To learn more about how to use change feed and azure function, check this screen cast.

The second option is to use Spark, to do the aggregation, and keep the aggregated value in SQL data warehouse or a second collection where the partition key is CustomerId.

ChangefeedSparkThis option will also use the change feed. From Spark, you can connect directly to change feed and get all the changes in Spark at the real-time.
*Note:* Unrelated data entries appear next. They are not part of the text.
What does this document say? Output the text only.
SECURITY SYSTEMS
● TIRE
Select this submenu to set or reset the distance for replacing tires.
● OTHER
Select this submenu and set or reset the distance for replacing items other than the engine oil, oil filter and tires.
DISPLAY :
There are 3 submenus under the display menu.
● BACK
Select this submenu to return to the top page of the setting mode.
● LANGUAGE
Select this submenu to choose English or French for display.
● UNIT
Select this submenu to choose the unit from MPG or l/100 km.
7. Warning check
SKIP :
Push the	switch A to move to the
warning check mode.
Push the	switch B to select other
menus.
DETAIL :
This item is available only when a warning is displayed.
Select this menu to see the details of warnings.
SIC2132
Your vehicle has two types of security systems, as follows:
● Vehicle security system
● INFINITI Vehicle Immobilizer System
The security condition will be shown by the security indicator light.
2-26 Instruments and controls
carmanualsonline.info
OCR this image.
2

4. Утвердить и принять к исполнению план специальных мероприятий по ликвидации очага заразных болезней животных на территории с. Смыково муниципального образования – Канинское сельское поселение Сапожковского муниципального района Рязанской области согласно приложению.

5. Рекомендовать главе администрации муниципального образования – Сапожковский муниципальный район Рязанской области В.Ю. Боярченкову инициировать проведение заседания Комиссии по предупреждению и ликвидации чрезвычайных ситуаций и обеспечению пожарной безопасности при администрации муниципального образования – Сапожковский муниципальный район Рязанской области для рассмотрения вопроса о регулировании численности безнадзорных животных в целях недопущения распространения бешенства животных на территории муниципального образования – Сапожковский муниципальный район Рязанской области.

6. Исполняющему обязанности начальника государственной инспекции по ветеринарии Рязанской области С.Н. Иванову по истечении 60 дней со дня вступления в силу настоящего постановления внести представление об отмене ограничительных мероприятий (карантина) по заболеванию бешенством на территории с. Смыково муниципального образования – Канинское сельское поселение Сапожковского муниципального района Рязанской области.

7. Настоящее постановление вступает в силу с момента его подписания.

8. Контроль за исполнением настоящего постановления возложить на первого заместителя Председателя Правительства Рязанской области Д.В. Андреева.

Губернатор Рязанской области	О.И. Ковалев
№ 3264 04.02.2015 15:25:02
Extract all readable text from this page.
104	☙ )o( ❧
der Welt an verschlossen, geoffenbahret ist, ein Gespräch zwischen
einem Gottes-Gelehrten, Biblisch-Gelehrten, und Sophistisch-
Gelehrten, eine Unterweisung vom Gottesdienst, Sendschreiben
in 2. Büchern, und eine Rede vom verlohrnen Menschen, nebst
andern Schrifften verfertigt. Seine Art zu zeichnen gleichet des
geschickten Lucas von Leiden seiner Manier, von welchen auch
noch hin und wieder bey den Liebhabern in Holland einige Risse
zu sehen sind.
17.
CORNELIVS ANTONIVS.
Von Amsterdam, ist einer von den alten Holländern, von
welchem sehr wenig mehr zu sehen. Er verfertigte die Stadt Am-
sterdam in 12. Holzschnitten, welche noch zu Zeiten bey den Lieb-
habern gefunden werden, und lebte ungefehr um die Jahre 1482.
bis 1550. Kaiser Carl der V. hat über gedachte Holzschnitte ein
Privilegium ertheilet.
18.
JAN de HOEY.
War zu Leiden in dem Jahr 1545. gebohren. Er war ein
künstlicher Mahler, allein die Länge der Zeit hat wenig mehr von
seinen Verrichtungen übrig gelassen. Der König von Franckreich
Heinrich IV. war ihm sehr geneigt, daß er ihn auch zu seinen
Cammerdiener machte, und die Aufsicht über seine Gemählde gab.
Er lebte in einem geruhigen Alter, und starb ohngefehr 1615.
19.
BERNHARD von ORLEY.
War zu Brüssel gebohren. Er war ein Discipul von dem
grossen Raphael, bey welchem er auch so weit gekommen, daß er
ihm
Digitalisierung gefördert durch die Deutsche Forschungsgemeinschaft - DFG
Once the data is in Spark, you can do the aggregation and then write that data back to Azure Cosmos DB or to SQL Data Warehouse.

Here is the code snippet for Spark to read the data from Azure Cosmos DB, do the aggregation and write back the data.

# Base Configuration
iotConfig = {
"Endpoint" : "https://xx.documents.azure.com:443/",
"Masterkey" : "E0wCMaBIz==",
"Database" : "IoT",
"preferredRegions" : "Central US;East US2",
"Collection" : "IoT",
"checkpointLocation" : "dbfs://checkpointPath"
}
# Connect via Spark connector to create Spark DataFrame
iot_df = spark.read.format("com.microsoft.azure.cosmosdb.spark").options(**iotConfig).load()
iot_df.createOrReplaceTempView("c")
psql = spark.sql ("select DeviceId, CustomerId, Temp from c")
 
writeConfig = {
"Endpoint" : "https://xx.documents.azure.com:443/",  
"Masterkey" : "E0wCMaBKdlALwwMhg==",
"Database" : "IoT",
"preferredRegions" : "Central US;East US2",
"Collection" : "MV",
"Upsert" : "true"
     }
iot_df.createOrReplaceTempView("c")
psql = spark.sql ("select CustomerId, avg(temp) as Temp_Avg from c group by c.CustomerId ")
psql.write.format("com.microsoft.azure.cosmosdb.spark").mode('append').options(**writeConfig).save()

Check the screen cast to learn how to use Spark with Azure Cosmos DB.

Both the options can give you per minute aggregation by listening to the live change feed. Depending upon your reporting requirement, you can keep different aggregations at different levels in different collections or in the same collection. This is another option you can have to keep these aggregated values to SQL data warehouse.